A staff member is more likely to focus on maintaining data quality if they understand that one of their roles is to create and safeguard accurate data, that others in the organization depend on them to do this well, and that inaccurate data impairs the value of the whole database.
The Finance team starts having an impact on the organization’s success and driving strategic changes when data is used to provide meaningful information and insights to the business. These are the principles that relate to the Finance Transformation objective of providing a more insightful analysis.
9. Driver-based forecasts
I have come to believe that the single most important financial report for any enterprise is a good driver-based rolling forecast with a 5-year (or so) horizon. Accordingly, no Finance Transformation can achieve its full value without developing the people, processes, technology, and data that can enable one.
A good driver-based forecast model (DBF model) changes the conversation executives have about results from a backward-looking variance-oriented discussion to one that is forward-looking and action-oriented.
It provides clarity about what initiatives need to be undertaken to act on the drivers that will deliver desired results and can serve as the basis for the enterprise risk management (ERM) plan.
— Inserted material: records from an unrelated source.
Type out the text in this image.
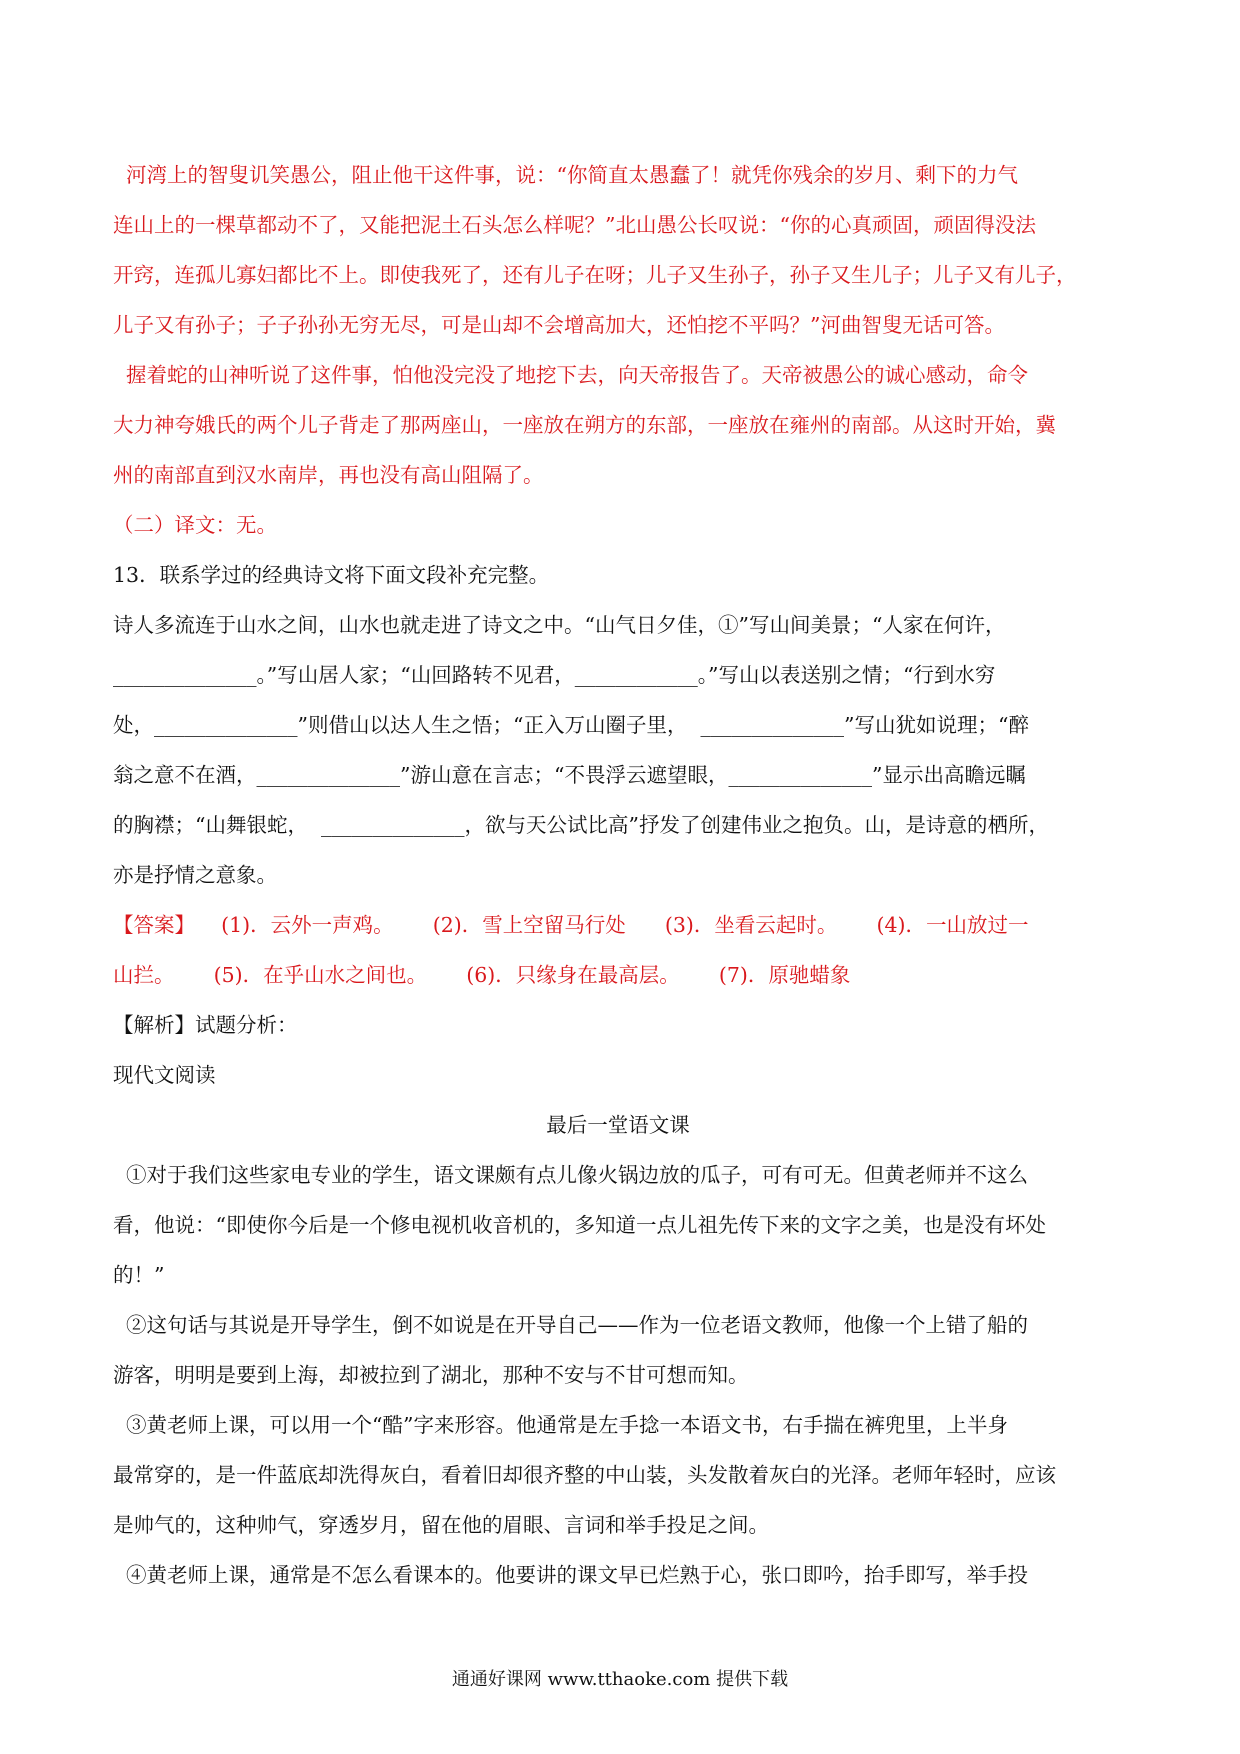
河湾上的智叟讥笑愚公，阻止他干这件事，说：“你简直太愚蠢了！就凭你残余的岁月、剩下的力气
连山上的一棵草都动不了，又能把泥土石头怎么样呢？”北山愚公长叹说：“你的心真顽固，顽固得没法
开窍，连孤儿寡妇都比不上。即使我死了，还有儿子在呀；儿子又生孙子，孙子又生儿子；儿子又有儿子，
儿子又有孙子；子子孙孙无穷无尽，可是山却不会增高加大，还怕挖不平吗？”河曲智叟无话可答。
握着蛇的山神听说了这件事，怕他没完没了地挖下去，向天帝报告了。天帝被愚公的诚心感动，命令
大力神夸娥氏的两个儿子背走了那两座山，一座放在朔方的东部，一座放在雍州的南部。从这时开始，冀
州的南部直到汉水南岸，再也没有高山阻隔了。
（二）译文：无。
13．联系学过的经典诗文将下面文段补充完整。
诗人多流连于山水之间，山水也就走进了诗文之中。“山气日夕佳，①”写山间美景；“人家在何许，
______________。”写山居人家；“山回路转不见君，____________。”写山以表送别之情；“行到水穷
处，______________”则借山以达人生之悟；“正入万山圈子里，  ______________”写山犹如说理；“醉
翁之意不在酒，______________”游山意在言志；“不畏浮云遮望眼，______________”显示出高瞻远瞩
的胸襟；“山舞银蛇，  ______________，欲与天公试比高”抒发了创建伟业之抱负。山，是诗意的栖所，
亦是抒情之意象。
【答案】    (1)．云外一声鸡。      (2)．雪上空留马行处      (3)．坐看云起时。      (4)．一山放过一
山拦。      (5)．在乎山水之间也。      (6)．只缘身在最高层。      (7)．原驰蜡象
【解析】试题分析：
现代文阅读
最后一堂语文课
①对于我们这些家电专业的学生，语文课颇有点儿像火锅边放的瓜子，可有可无。但黄老师并不这么
看，他说：“即使你今后是一个修电视机收音机的，多知道一点儿祖先传下来的文字之美，也是没有坏处
的！”
②这句话与其说是开导学生，倒不如说是在开导自己——作为一位老语文教师，他像一个上错了船的
游客，明明是要到上海，却被拉到了湖北，那种不安与不甘可想而知。
③黄老师上课，可以用一个“酷”字来形容。他通常是左手捻一本语文书，右手揣在裤兜里，上半身
最常穿的，是一件蓝底却洗得灰白，看着旧却很齐整的中山装，头发散着灰白的光泽。老师年轻时，应该
是帅气的，这种帅气，穿透岁月，留在他的眉眼、言词和举手投足之间。
④黄老师上课，通常是不怎么看课本的。他要讲的课文早已烂熟于心，张口即吟，抬手即写，举手投
通通好课网 www.tthaoke.com 提供下载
I have discussed DBF models in an earlier post and I expect I’ll expand on them in later posts.
10. BI/Data visualization
One area where the rest of the organization will really feel a positive impact from your Finance Transformation is from Business Intelligence (BI) dashboards that enable them to really explore good data sets.
To do this, team members need to become skilled at building good dashboards that refresh with the latest data. Further, data needs to be transformed into effective datasets that are continuously updated.
In my opinion, the best tool for the money is Microsoft’s Power BI, but I’ve used other excellent tools like Tableau, Domo and Qlik. You can teach yourself to use Power BI for free with excellent articles and YouTube videos like Guy in a Cube. Good dashboards enable comprehension of information and allow important connections and insights to be made.